Michael Biel mbiel at mbiel.com
Wed Oct 28 08:17:55 PDT 2009


From: David Lennick <dlennick at sympatico.ca>


> Any chance that it's a vertical cut? It would probably say so on the label
> and if you've played a vertical with a 78 stylus in mono you've noticed
> that you aren't hearing anything but groove noise.
 
I was thinking that too, bit all of the Titan discs I have seen were
lateral.  But this is a music library disc so it might indeed be
different.   

Mike Biel  mbiel at mbiel.com

> In stereo you'd get music, out of 
phase. A .7 stylus is actually the best for playing vertical cut
transcriptions 
(and a phase reversal switch, of course). World and Associated/Muzak
were 
vertical cut.

dl

Michael Biel wrote:
> All of the titan pressings I've seen are shellac, but you didn't mention
> if this one is. I am surprised that it didn't sound OK with your 78
> stylus but you didn't tell us what your 78 stylus is. I do not know
> what might be different in size with a yellow shank needle, but a
> chromium long playing needle is probably a harder chrome steel that will
> play for a longer time (probably 15 minutes) than a regular needle (5
> minutes) because 16-inch ETs run for 15 minutes. Since your disc is a
> library service disc it probably has separate selections rather than one
> long program, so the longer time needle is not necessarily necessary. 
> Is your disc 12 or 16-inches? Royal is correct that most ETs use a 2.5
> mil stylus, but the old standard that 78 stylus size is 3.0 mils is not
> necessarily true. 2.5 truncated is what a lot of people find most
> usable, and 2.7 is also a popular size, but so is 2.3. If the groove is
> a true V-shape, an LP needle will also work. Most 78s had their metal
> negatives polished which removes the bottom of the groove and makes it
> U-shaped at best, but some ETs purposefully had their grooves left
> V-shaped. Lacquer cuts will be V-shaped because there never was a metal
> negative to be polished. 
> 
> By the way, just because a disc has instructions to play with a certain
> steel or fibre needle does not mean that modern lightweight styli can't
> be used.

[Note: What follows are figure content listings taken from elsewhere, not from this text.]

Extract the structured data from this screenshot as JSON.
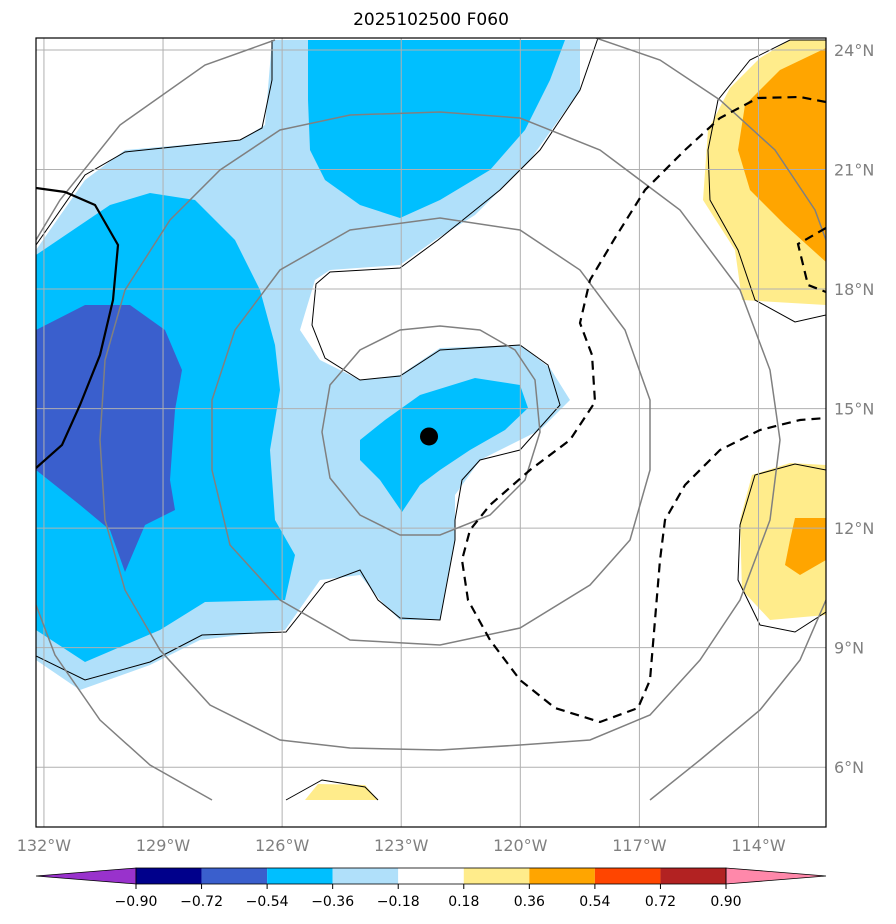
{
  "chart_data": {
    "type": "heatmap",
    "title": "2025102500 F060",
    "xlabel": "",
    "ylabel": "",
    "x_range": [
      -132.2,
      -112.3
    ],
    "y_range": [
      4.5,
      24.3
    ],
    "lon_ticks": [
      {
        "value": -132,
        "label": "132°W"
      },
      {
        "value": -129,
        "label": "129°W"
      },
      {
        "value": -126,
        "label": "126°W"
      },
      {
        "value": -123,
        "label": "123°W"
      },
      {
        "value": -120,
        "label": "120°W"
      },
      {
        "value": -117,
        "label": "117°W"
      },
      {
        "value": -114,
        "label": "114°W"
      }
    ],
    "lat_ticks": [
      {
        "value": 24,
        "label": "24°N"
      },
      {
        "value": 21,
        "label": "21°N"
      },
      {
        "value": 18,
        "label": "18°N"
      },
      {
        "value": 15,
        "label": "15°N"
      },
      {
        "value": 12,
        "label": "12°N"
      },
      {
        "value": 9,
        "label": "9°N"
      },
      {
        "value": 6,
        "label": "6°N"
      }
    ],
    "storm_center": {
      "lon": -122.3,
      "lat": 14.3
    },
    "range_rings_deg": [
      3,
      5,
      8
    ],
    "colorbar": {
      "levels": [
        "−0.90",
        "−0.72",
        "−0.54",
        "−0.36",
        "−0.18",
        "0.18",
        "0.36",
        "0.54",
        "0.72",
        "0.90"
      ],
      "colors": [
        "#9932cc",
        "#00008b",
        "#3a5fcd",
        "#00bfff",
        "#b0e0fa",
        "#ffffff",
        "#ffec8b",
        "#ffa500",
        "#ff4500",
        "#b22222",
        "#ff88aa"
      ],
      "extend": "both"
    },
    "regions": {
      "neg_018": "#b0e0fa",
      "neg_036": "#00bfff",
      "neg_054": "#3a5fcd",
      "pos_018": "#ffec8b",
      "pos_036": "#ffa500"
    }
  }
}
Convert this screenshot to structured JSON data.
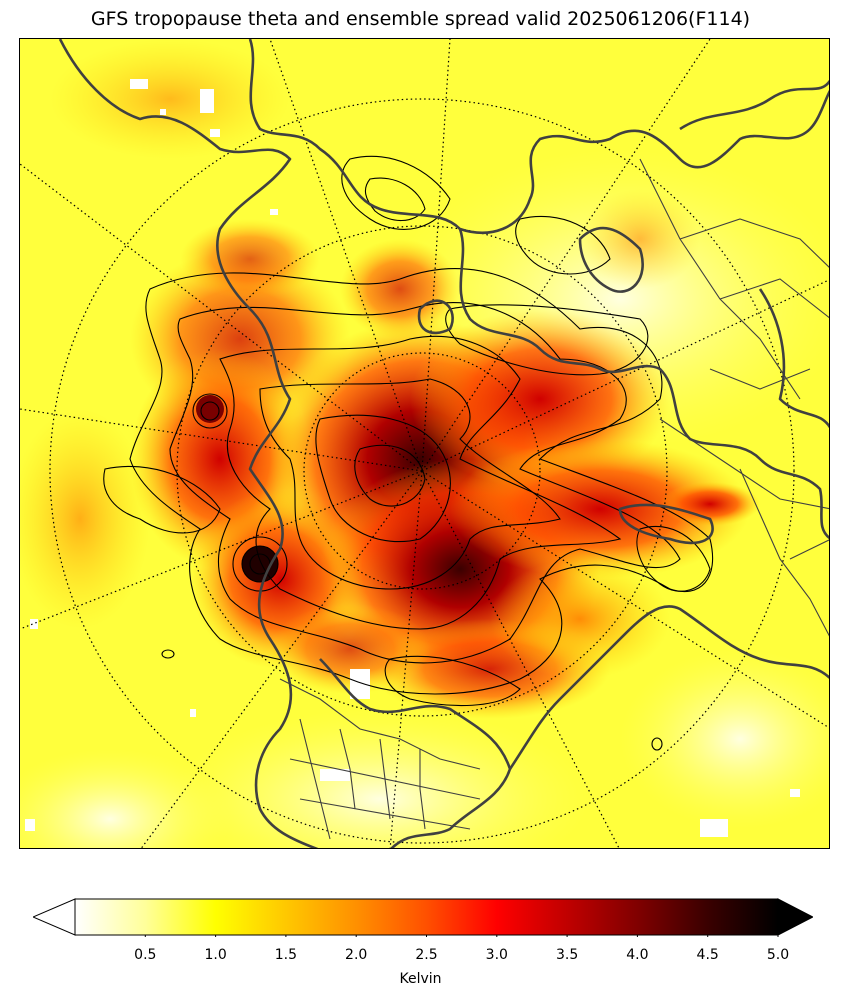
{
  "title": "GFS tropopause theta and ensemble spread valid 2025061206(F114)",
  "map": {
    "projection": "north-polar-stereographic",
    "field": "ensemble spread (shaded)",
    "contours": "tropopause theta (black lines)",
    "coastline_color": "#404040",
    "contour_color": "#000000"
  },
  "colorbar": {
    "colormap": "hot_r",
    "min": 0,
    "max": 5.0,
    "extend": "both",
    "ticks": [
      "0.5",
      "1.0",
      "1.5",
      "2.0",
      "2.5",
      "3.0",
      "3.5",
      "4.0",
      "4.5",
      "5.0"
    ],
    "label": "Kelvin",
    "colors": [
      "#ffffff",
      "#ffff9a",
      "#ffff00",
      "#ffc800",
      "#ff9000",
      "#ff5000",
      "#ff0000",
      "#c00000",
      "#800000",
      "#3a0000",
      "#000000"
    ]
  }
}
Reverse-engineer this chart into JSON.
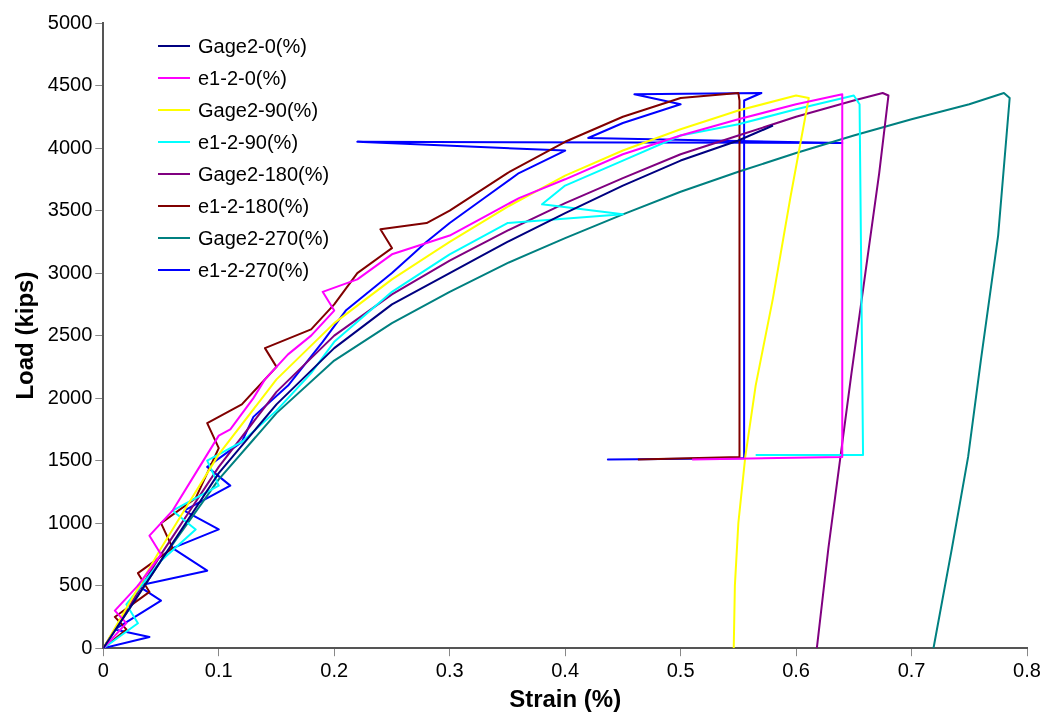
{
  "chart_data": {
    "type": "line",
    "xlabel": "Strain (%)",
    "ylabel": "Load (kips)",
    "xlim": [
      0,
      0.8
    ],
    "ylim": [
      0,
      5000
    ],
    "xticks": [
      0,
      0.1,
      0.2,
      0.3,
      0.4,
      0.5,
      0.6,
      0.7,
      0.8
    ],
    "yticks": [
      0,
      500,
      1000,
      1500,
      2000,
      2500,
      3000,
      3500,
      4000,
      4500,
      5000
    ],
    "grid": false,
    "legend": "top left",
    "marker": "none",
    "line_style": "solid",
    "series": [
      {
        "name": "Gage2-0(%)",
        "color": "#000080",
        "x": [
          0,
          0.05,
          0.1,
          0.15,
          0.2,
          0.25,
          0.3,
          0.35,
          0.4,
          0.45,
          0.5,
          0.55,
          0.58
        ],
        "values": [
          0,
          700,
          1400,
          1950,
          2400,
          2750,
          3000,
          3250,
          3480,
          3700,
          3900,
          4060,
          4180
        ]
      },
      {
        "name": "e1-2-0(%)",
        "color": "#ff00ff",
        "x": [
          0,
          0.02,
          0.01,
          0.03,
          0.05,
          0.04,
          0.06,
          0.08,
          0.1,
          0.11,
          0.13,
          0.14,
          0.16,
          0.18,
          0.2,
          0.19,
          0.22,
          0.25,
          0.3,
          0.33,
          0.36,
          0.4,
          0.45,
          0.5,
          0.55,
          0.6,
          0.64,
          0.64,
          0.51
        ],
        "values": [
          0,
          200,
          300,
          500,
          750,
          900,
          1100,
          1400,
          1700,
          1750,
          2000,
          2150,
          2350,
          2500,
          2700,
          2850,
          2950,
          3150,
          3300,
          3450,
          3600,
          3750,
          3950,
          4100,
          4230,
          4350,
          4430,
          1530,
          1510
        ]
      },
      {
        "name": "Gage2-90(%)",
        "color": "#ffff00",
        "x": [
          0,
          0.05,
          0.1,
          0.15,
          0.2,
          0.25,
          0.3,
          0.35,
          0.4,
          0.45,
          0.5,
          0.55,
          0.6,
          0.611,
          0.595,
          0.58,
          0.565,
          0.556,
          0.55,
          0.547,
          0.546
        ],
        "values": [
          0,
          800,
          1550,
          2150,
          2600,
          2950,
          3250,
          3530,
          3780,
          3980,
          4150,
          4300,
          4420,
          4400,
          3600,
          2800,
          2100,
          1530,
          1000,
          500,
          0
        ]
      },
      {
        "name": "e1-2-90(%)",
        "color": "#00ffff",
        "x": [
          0,
          0.03,
          0.02,
          0.05,
          0.08,
          0.06,
          0.1,
          0.09,
          0.12,
          0.15,
          0.18,
          0.2,
          0.25,
          0.3,
          0.35,
          0.45,
          0.38,
          0.4,
          0.45,
          0.5,
          0.55,
          0.6,
          0.65,
          0.655,
          0.658,
          0.565
        ],
        "values": [
          0,
          200,
          350,
          700,
          950,
          1100,
          1300,
          1500,
          1650,
          1900,
          2200,
          2450,
          2850,
          3150,
          3400,
          3470,
          3550,
          3700,
          3900,
          4100,
          4190,
          4310,
          4420,
          4350,
          1545,
          1545
        ]
      },
      {
        "name": "Gage2-180(%)",
        "color": "#800080",
        "x": [
          0,
          0.05,
          0.1,
          0.15,
          0.2,
          0.25,
          0.3,
          0.35,
          0.4,
          0.45,
          0.5,
          0.55,
          0.6,
          0.65,
          0.675,
          0.68,
          0.672,
          0.66,
          0.648,
          0.638,
          0.628,
          0.618
        ],
        "values": [
          0,
          750,
          1450,
          2050,
          2500,
          2830,
          3100,
          3340,
          3560,
          3760,
          3950,
          4100,
          4250,
          4380,
          4440,
          4420,
          3800,
          3000,
          2200,
          1500,
          800,
          0
        ]
      },
      {
        "name": "e1-2-180(%)",
        "color": "#800000",
        "x": [
          0,
          0.02,
          0.01,
          0.04,
          0.03,
          0.06,
          0.05,
          0.08,
          0.1,
          0.09,
          0.12,
          0.15,
          0.14,
          0.18,
          0.2,
          0.22,
          0.25,
          0.24,
          0.28,
          0.3,
          0.35,
          0.4,
          0.45,
          0.5,
          0.55,
          0.551,
          0.551,
          0.463
        ],
        "values": [
          0,
          150,
          250,
          450,
          600,
          800,
          1000,
          1200,
          1600,
          1800,
          1950,
          2250,
          2400,
          2550,
          2750,
          3000,
          3200,
          3350,
          3400,
          3500,
          3800,
          4050,
          4250,
          4400,
          4440,
          4380,
          1530,
          1510
        ]
      },
      {
        "name": "Gage2-270(%)",
        "color": "#008080",
        "x": [
          0,
          0.05,
          0.1,
          0.15,
          0.2,
          0.25,
          0.3,
          0.35,
          0.4,
          0.45,
          0.5,
          0.55,
          0.6,
          0.65,
          0.7,
          0.75,
          0.78,
          0.785,
          0.775,
          0.76,
          0.749,
          0.735,
          0.719
        ],
        "values": [
          0,
          700,
          1350,
          1880,
          2300,
          2600,
          2850,
          3080,
          3280,
          3470,
          3650,
          3810,
          3960,
          4100,
          4230,
          4350,
          4440,
          4400,
          3300,
          2300,
          1530,
          800,
          0
        ]
      },
      {
        "name": "e1-2-270(%)",
        "color": "#0000ff",
        "x": [
          0,
          0.04,
          0.01,
          0.05,
          0.03,
          0.09,
          0.06,
          0.1,
          0.07,
          0.11,
          0.09,
          0.12,
          0.13,
          0.16,
          0.19,
          0.21,
          0.25,
          0.28,
          0.3,
          0.33,
          0.36,
          0.4,
          0.22,
          0.64,
          0.42,
          0.45,
          0.5,
          0.46,
          0.57,
          0.555,
          0.555,
          0.437,
          0.556
        ],
        "values": [
          0,
          90,
          150,
          380,
          500,
          620,
          800,
          950,
          1100,
          1300,
          1450,
          1650,
          1850,
          2100,
          2450,
          2700,
          3000,
          3250,
          3400,
          3600,
          3800,
          3980,
          4050,
          4040,
          4080,
          4200,
          4350,
          4430,
          4440,
          4380,
          1520,
          1510,
          1520
        ]
      }
    ]
  }
}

They were telling people of that era what to use with their
> heavy pick-ups, and it is to be assumed that a 21at century collector
> has more sense than to play a valuable record on ancient heavy arms and
> steel needles. Junkers, ok, but not a valuable or interesting record
> like yours.
> 
> Mike biel mbiel at mbiel.com 
> 
> 
> -------- Original Message --------
> From: Royal Pemberton <ampex354 at gmail.com>
> 
>> Slightly smaller than a 78 stylus....2.5 mil is approximately what
>> they used with transcriptions. An LP stylus won't harm anything,
>> it just won't sound very good.
> 
> On Tue, Oct 27, 2009 at 9:52 PM, Taylor Bowie <bowiebks at isomedia.com>
> wrote:
> 
>>> I just got a 1934 33 1/3 transcription (inside out) on the "Titan Library
>>> Service" label from San Francisco.
>>> The label instructs me in no uncertain terms to "Use Chromium Yellow Shank
>>> Long Playing Needles on this record."
>>> I've looked all over the house, garage, glove box in the car, etc. and
>>> I'm fresh out of those things...whatever the hell they are.
>>> Would it be OK to use a modern LP stylus or will I ruin the olde diske? I
>>> tried it with the 78 stylus and it sounded crappy although the music is
>>> fantastic (one side is the legendary Williams-Walsh Hotel Mark Hopkins
>>> Orch.).
>>> Any of you techies able to advise me on this?